So you’re in the market for a house and you find the perfect place. But there’s a catch – there’s an abandoned cemetery in the back yard! Would you still buy? This couple did:
STAMFORD, Conn. (AP) — When the real estate agent showed Dick and Sandy Birdsell the little blue house on Cedar Circle, she shrugged off their questions about the headstone on an adjacent lot steps from the driveway.
The Birdsells let the issue go. So they bought the house and in time started clearing the quarter acre, where the headstone serves as a buffer between their home and the street.
“It wasn’t until I started cleaning it up that I realized it was a piece of history,” Dick Birdsell said.
When the Birdsells bought the home to relax in their retirement 16 years ago, they became caretakers of a historic cemetery where members of two of Stamford’s founding families were laid to rest as far back as the 1700s.
“When we got here this piece of land was a dump,” Birdsell said. “All the people on the street, the contractors who were building here, any time they wanted to get rid of anything they tossed it in here.”
It took a long time for Birdsell, 77, to remove piles of brush and leaves, and then scraps of metal and wood. But it was worth the effort. Beneath the junk he discovered gravestone after gravestone. Most featured the names Lockwood and Scofield, while others were etched with names such as Knapp, Buxton and Finch.
Through the Stamford Historical Society the Birdsells found that in the 1930s, the Works Progress Administration had indexed the stones in the city’s more than 40 old cemeteries. They compiled a list of 35 people in “Lockwood Cemetery (hash)5,” which is how they labeled the Birdsell’s.
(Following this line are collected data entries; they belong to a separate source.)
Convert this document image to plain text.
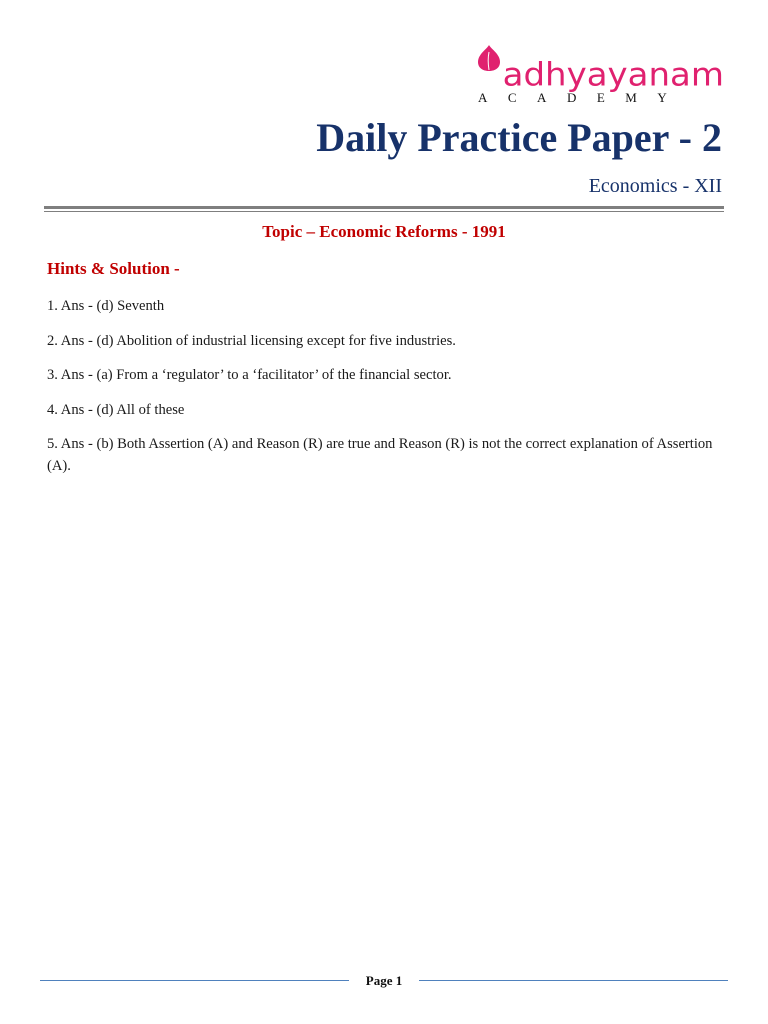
adhyayanam
ACADEMY
Daily Practice Paper - 2
Economics - XII
Topic – Economic Reforms - 1991
Hints & Solution -
1. Ans - (d) Seventh
2. Ans - (d) Abolition of industrial licensing except for five industries.
3. Ans - (a) From a ‘regulator’ to a ‘facilitator’ of the financial sector.
4. Ans - (d) All of these
5. Ans - (b) Both Assertion (A) and Reason (R) are true and Reason (R) is not the correct explanation of Assertion (A).
Page 1
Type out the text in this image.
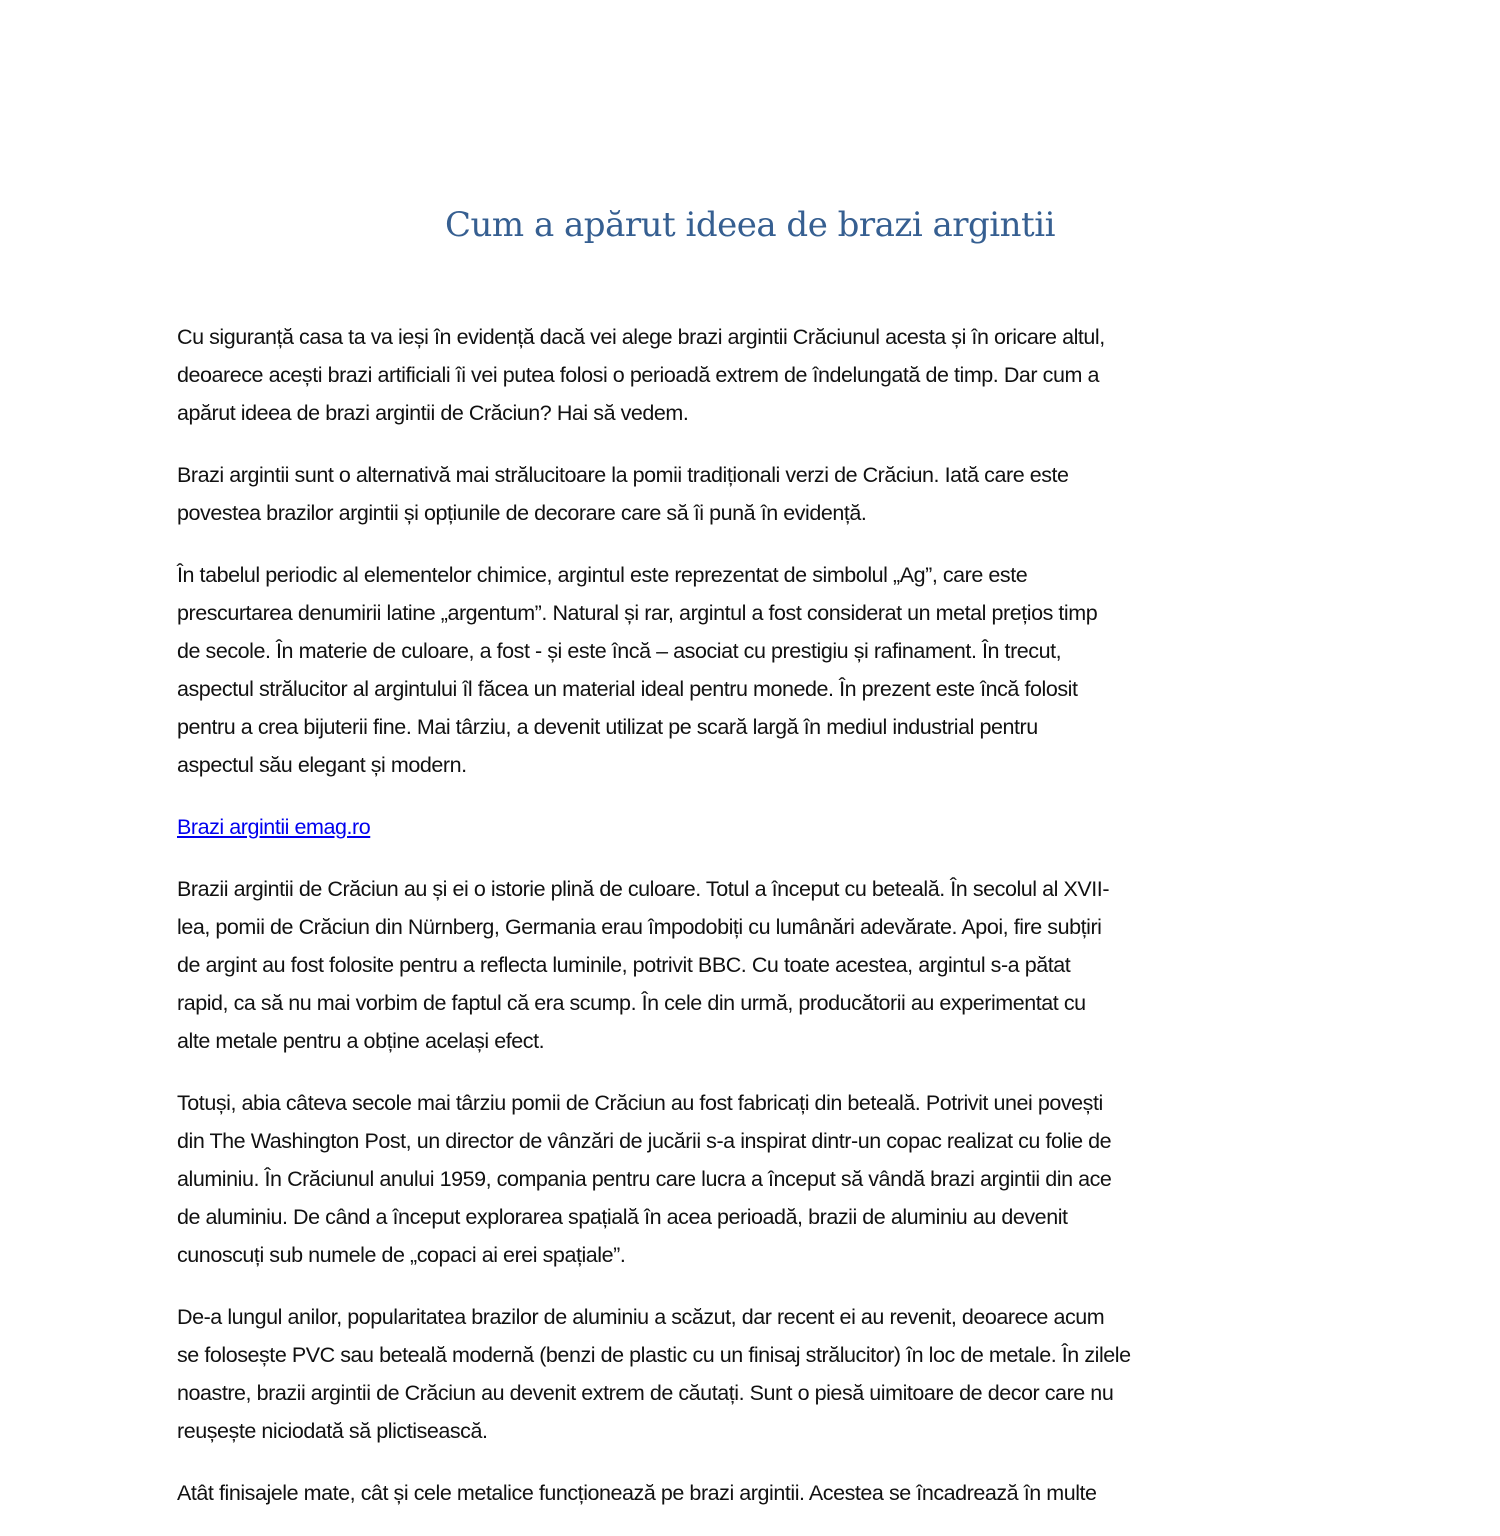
Cum a apărut ideea de brazi argintii

Cu siguranță casa ta va ieși în evidență dacă vei alege brazi argintii Crăciunul acesta și în oricare altul,
deoarece acești brazi artificiali îi vei putea folosi o perioadă extrem de îndelungată de timp. Dar cum a
apărut ideea de brazi argintii de Crăciun? Hai să vedem.

Brazi argintii sunt o alternativă mai strălucitoare la pomii tradiționali verzi de Crăciun. Iată care este
povestea brazilor argintii și opțiunile de decorare care să îi pună în evidență.

În tabelul periodic al elementelor chimice, argintul este reprezentat de simbolul „Ag”, care este
prescurtarea denumirii latine „argentum”. Natural și rar, argintul a fost considerat un metal prețios timp
de secole. În materie de culoare, a fost - și este încă – asociat cu prestigiu și rafinament. În trecut,
aspectul strălucitor al argintului îl făcea un material ideal pentru monede. În prezent este încă folosit
pentru a crea bijuterii fine. Mai târziu, a devenit utilizat pe scară largă în mediul industrial pentru
aspectul său elegant și modern.

Brazi argintii emag.ro

Brazii argintii de Crăciun au și ei o istorie plină de culoare. Totul a început cu beteală. În secolul al XVII-
lea, pomii de Crăciun din Nürnberg, Germania erau împodobiți cu lumânări adevărate. Apoi, fire subțiri
de argint au fost folosite pentru a reflecta luminile, potrivit BBC. Cu toate acestea, argintul s-a pătat
rapid, ca să nu mai vorbim de faptul că era scump. În cele din urmă, producătorii au experimentat cu
alte metale pentru a obține același efect.

Totuși, abia câteva secole mai târziu pomii de Crăciun au fost fabricați din beteală. Potrivit unei povești
din The Washington Post, un director de vânzări de jucării s-a inspirat dintr-un copac realizat cu folie de
aluminiu. În Crăciunul anului 1959, compania pentru care lucra a început să vândă brazi argintii din ace
de aluminiu. De când a început explorarea spațială în acea perioadă, brazii de aluminiu au devenit
cunoscuți sub numele de „copaci ai erei spațiale”.

De-a lungul anilor, popularitatea brazilor de aluminiu a scăzut, dar recent ei au revenit, deoarece acum
se folosește PVC sau beteală modernă (benzi de plastic cu un finisaj strălucitor) în loc de metale. În zilele
noastre, brazii argintii de Crăciun au devenit extrem de căutați. Sunt o piesă uimitoare de decor care nu
reușește niciodată să plictisească.

Atât finisajele mate, cât și cele metalice funcționează pe brazi argintii. Acestea se încadrează în multe
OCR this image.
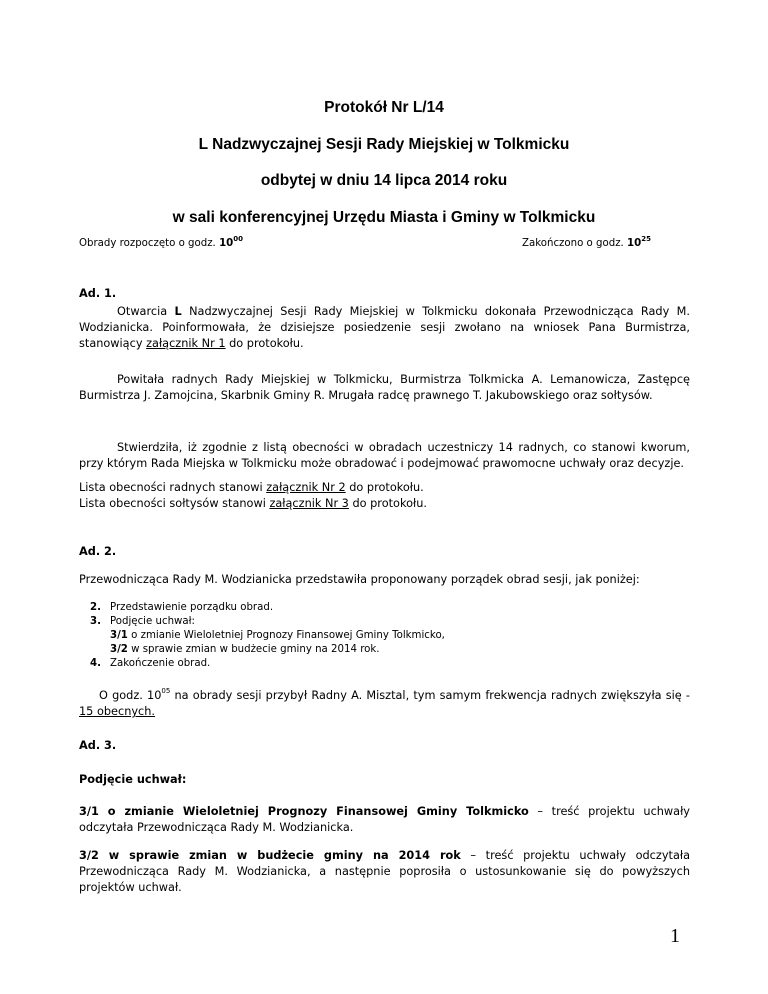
Protokół Nr L/14
L Nadzwyczajnej Sesji Rady Miejskiej w Tolkmicku
odbytej w dniu 14 lipca 2014 roku
w sali konferencyjnej Urzędu Miasta i Gminy w Tolkmicku
Obrady rozpoczęto o godz. $10^{00}$	Zakończono o godz. $10^{25}$
Ad. 1.
Otwarcia L Nadzwyczajnej Sesji Rady Miejskiej w Tolkmicku dokonała Przewodnicząca Rady M. Wodzianicka. Poinformowała, że dzisiejsze posiedzenie sesji zwołano na wniosek Pana Burmistrza, stanowiący załącznik Nr 1 do protokołu.
Powitała radnych Rady Miejskiej w Tolkmicku, Burmistrza Tolkmicka A. Lemanowicza, Zastępcę Burmistrza J. Zamojcina, Skarbnik Gminy R. Mrugała radcę prawnego T. Jakubowskiego oraz sołtysów.
Stwierdziła, iż zgodnie z listą obecności w obradach uczestniczy 14 radnych, co stanowi kworum, przy którym Rada Miejska w Tolkmicku może obradować i podejmować prawomocne uchwały oraz decyzje.
Lista obecności radnych stanowi załącznik Nr 2 do protokołu.
Lista obecności sołtysów stanowi załącznik Nr 3 do protokołu.
Ad. 2.
Przewodnicząca Rady M. Wodzianicka przedstawiła proponowany porządek obrad sesji, jak poniżej:
2. Przedstawienie porządku obrad.
3. Podjęcie uchwał:
3/1 o zmianie Wieloletniej Prognozy Finansowej Gminy Tolkmicko,
3/2 w sprawie zmian w budżecie gminy na 2014 rok.
4. Zakończenie obrad.
O godz. $10^{05}$ na obrady sesji przybył Radny A. Misztal, tym samym frekwencja radnych zwiększyła się - 15 obecnych.
Ad. 3.
Podjęcie uchwał:
3/1 o zmianie Wieloletniej Prognozy Finansowej Gminy Tolkmicko – treść projektu uchwały odczytała Przewodnicząca Rady M. Wodzianicka.
3/2 w sprawie zmian w budżecie gminy na 2014 rok – treść projektu uchwały odczytała Przewodnicząca Rady M. Wodzianicka, a następnie poprosiła o ustosunkowanie się do powyższych projektów uchwał.
1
Though the Birdsells have not found all 35, they have devised a trick for reading the stones. Sweeping dirt over the inscriptions and then dusting off the excess, they are able to bring the text to life without damaging the fragile stones. This allows them to speculate about the various figures resting in front of their home. Maybe the smaller stones indicate infants, or perhaps they are foot stones marking the length of the graves.
The big mystery is Phebe Pender .
According to the WPA, she was born in 1820 and died in 1883. Most of the families in the cemetery are represented by multiple members, but Phebe is the only Pender.
“Nobody seems to know why Phebe ended up with all the Scofields and the Lockwoods,” Sandy Birdsell said with a raised eyebrow.
“Somebody must have had a girlfriend,” Dick Birdsell added wryly. “We got the best neighbors in the world here. I invite them for coffee and bacon and eggs all the time and they never show up.”
Though they did not know what they were getting when they bought their house, the Birdsells are happy with their slice of Stamford history.
“I don’t have a problem with it being here,” Sandy said. “I know some people are hesitant about buying property next to a cemetery but that didn’t bother us when we discovered it. But I could not understand how it was let go, how could people let it get like that?”
The Birdsells are committed to caring for the lot. “It is a family cemetery and we want to treat it with respect,” Sandy said. “I don’t care how old the cemetery is, it is sacred.”
I think it’s great they discovered this piece of history and that they are respectful of it. Someone else could have bought the property and just as easily razed it. It’s so important to take care of old graveyards. I wish more people would do the same.